God was not seeking his harm but that Job would have real life rather than the self-righteous and superficial one he was living. We are all familiar with Jeremiah 29:11. The Lord speaks, “For I know the plans I have for you, declares the Lord, plans for welfare and not for evil, to give you a future and a hope.”

And when our lives our a mess and we come to a place of brokenness, God meets us there. He does not leave us in our lack or mess out of a desire to see us suffer. Like the prodigal son, He puts the ring on our finger and fully establishes us in our inheritance no matter how undeserving or how we have squandered our lives.

The Lord says in Joel 2:25-26, “I will restore to you the years that the swarming locust has eaten, the hopper, the destroyer, and the cutter, my great army, which I sent among you. 'You shall eat in plenty and be satisfied, and praise the name of the Lord your God, who has dealt wondrously with you. And my people shall never again be put to shame.'”

Over and over in the Bible, restoration is spoken of and demonstrated. In Zech 9:12 he prophesies, “Return to your stronghold, O prisoners of hope; today I declare that I will restore to you double.”

This restoration was demonstrated with Job in God blessing the latter years of his life more than the earlier years. His livestock, servants, finances and children were restored. He lived until a very old age getting to see his great-grandchildren. (Job 42:10-16).

Often it is when we lose (or risk losing) something and it is restored that we value it the most. Ever notice this? For instance, you don't appreciate having legs or getting around but if you went into the doctor and they had to consider cutting off one of your legs but managed to spare it at the last moment, you would greatly appreciate having it.

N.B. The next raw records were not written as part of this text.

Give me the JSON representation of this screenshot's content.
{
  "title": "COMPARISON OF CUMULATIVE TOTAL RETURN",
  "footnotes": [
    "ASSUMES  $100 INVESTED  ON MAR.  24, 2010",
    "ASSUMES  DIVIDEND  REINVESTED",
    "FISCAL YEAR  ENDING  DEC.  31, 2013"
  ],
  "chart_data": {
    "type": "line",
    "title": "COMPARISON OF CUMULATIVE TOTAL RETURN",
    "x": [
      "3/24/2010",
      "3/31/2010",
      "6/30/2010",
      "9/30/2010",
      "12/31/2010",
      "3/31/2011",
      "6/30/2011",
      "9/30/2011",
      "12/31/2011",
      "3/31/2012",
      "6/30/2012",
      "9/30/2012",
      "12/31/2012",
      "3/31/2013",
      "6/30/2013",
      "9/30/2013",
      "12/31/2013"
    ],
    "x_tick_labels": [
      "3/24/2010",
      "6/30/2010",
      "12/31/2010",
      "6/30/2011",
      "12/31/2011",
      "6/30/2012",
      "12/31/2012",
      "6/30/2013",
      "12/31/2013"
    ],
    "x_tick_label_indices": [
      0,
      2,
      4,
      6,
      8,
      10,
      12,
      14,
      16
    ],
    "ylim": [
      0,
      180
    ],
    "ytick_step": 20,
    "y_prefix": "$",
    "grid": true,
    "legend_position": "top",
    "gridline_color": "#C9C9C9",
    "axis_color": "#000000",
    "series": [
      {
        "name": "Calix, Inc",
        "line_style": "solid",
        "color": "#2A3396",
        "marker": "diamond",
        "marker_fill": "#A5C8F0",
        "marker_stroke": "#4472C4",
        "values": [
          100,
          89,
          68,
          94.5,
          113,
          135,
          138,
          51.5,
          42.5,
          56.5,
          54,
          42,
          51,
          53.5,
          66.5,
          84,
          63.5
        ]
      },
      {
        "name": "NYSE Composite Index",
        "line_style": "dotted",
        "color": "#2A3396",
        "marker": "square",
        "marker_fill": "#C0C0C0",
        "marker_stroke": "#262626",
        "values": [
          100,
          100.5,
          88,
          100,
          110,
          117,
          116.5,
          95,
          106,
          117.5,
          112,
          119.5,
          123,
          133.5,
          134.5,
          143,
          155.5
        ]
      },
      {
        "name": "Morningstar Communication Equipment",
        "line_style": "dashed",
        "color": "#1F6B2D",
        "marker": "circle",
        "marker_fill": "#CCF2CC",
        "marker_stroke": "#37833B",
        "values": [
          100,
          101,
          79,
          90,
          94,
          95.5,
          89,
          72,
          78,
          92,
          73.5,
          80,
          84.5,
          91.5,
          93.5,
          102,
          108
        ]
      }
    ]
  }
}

The next day when you are walking, you would be deeply rejoicing for having legs to walk on. I imagine that Job lived with a deeper appreciation of his family after having experienced the loss of his children.

Rather than being in a hurry to get to the gate to conduct business, he probably slowed down and took extra time to look his kids in the eye, hear what they had on their hearts and tell them what treasures they are before he left for the day. He probably took the time to have the depth of relationship with each of them that he may have lacked the first time around.

We shouldn't assume that we can put off the important things for tomorrow when we have more time. Proverbs 27:1 says, “Don't brag about tomorrow, since you don't know what the day will bring.”

We can spend too much of our time in the places that seem to urgently be pulling at our attention while thinking we always have tomorrow for the less urgent matters. Sometimes, like Job, these things are connected to our own significance.

An example in my life is calling my husband during my workday to touch base. When I really think about it, something that is very worthwhile is to spend time to call my husband every day around lunch just to check in and see how he is doing, reminding him of how important he is in my life. However, I get pulled in many directions at my job. Often I miss this opportunity. I just feel too busy and totally forget or don't take the time to stop and call him because I feel the pressure to get more done.

Taking time to share our hearts, making emotional deposits in our spouses and telling those closest to us what a treasure they are do not clamor as much sometimes for our attention. However, they are the things that really matter most.

Lord, help us and show us how to be more intentional in our important relationships. Help us to make these relationships our top priority and to treasure them as if today may be our last day to enjoy them. Wherever we may be going through the motions or loving in our own strength, bring us back to a place of brokenness that we may have your love and life flowing through us to our families.